Da die streitgegenständliche Norm aus dem Kapitel 1 “Vorschriften für alle Versicherungszweige“ stammt, hat die Entscheidung Relevanz für alle dem VVG unterliegenden Versicherungszweige, wobei Sonderregelungen bestehen (z. B. Lebensversicherung (§ 157 VVG)). Abweichende Vereinbarungen müssen den engen Vorgaben von § 32 VVG, sofern es sich nicht z. B. um Großrisiken nach § 210 VVG handelt, und, soweit anwendbar, §§ 305 ff. BGB genügen.

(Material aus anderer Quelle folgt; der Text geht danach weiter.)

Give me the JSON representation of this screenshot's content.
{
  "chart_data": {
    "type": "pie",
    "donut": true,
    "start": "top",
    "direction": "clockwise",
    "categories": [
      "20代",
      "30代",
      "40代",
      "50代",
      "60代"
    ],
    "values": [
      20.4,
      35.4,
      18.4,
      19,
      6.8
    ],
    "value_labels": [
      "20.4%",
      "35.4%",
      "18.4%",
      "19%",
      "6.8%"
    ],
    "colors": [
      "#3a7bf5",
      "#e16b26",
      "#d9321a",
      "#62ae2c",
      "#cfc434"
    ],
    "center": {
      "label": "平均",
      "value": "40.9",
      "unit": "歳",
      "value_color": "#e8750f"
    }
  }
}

Die Entscheidungen zeigen, dass in Fällen wie dem hier vorliegenden der Sachverhalt sehr leicht unterschiedlich subsumiert werden kann, da drei kompetente Gerichte letztlich zu drei unterschiedlichen Resultaten kamen – wegen sehr kleiner Unterschiede.

Praxis-Tipp

Der BGH führt hier seine Rechtsprechung fort und verdeutlicht, von welch elementarer Wichtigkeit die Differenzierung zwischen (1) fahrlässiger Unkenntnis von anzeigepflichtigen Umständen und (2) fahrlässigem Unterlassen der Anzeige von bekannten Umständen ist.

Denn, während bei (1) die Anzeigepflicht nicht verletzt würde, besteht bei (2) eine solche Pflichtverletzung, der Verschuldensgrad ist maßgeblich für die Rechtsfolge.

Da es in diesem Fall fernliegend gewesen sein dürfte, erwähnt der BGH nicht, dass diese „fahrlässige Unkenntnis“ nicht grenzenlos gilt: Auch im deutschen Recht darf sich der VN selbstverständlich nicht arglistig der Kenntnis entziehen („turning the blind eye“). Zudem kann er sich nicht auf ein Vergessen von Aspekten berufen, wenn er diese bei Anspannung seines Gedächtnisses erinnert hätte.

ILO — International Law Office

Dieser Artikel wurde ursprünglich in englischer Sprache herausgegeben von und zuerst veröffentlicht auf www.internationallawoffice.com.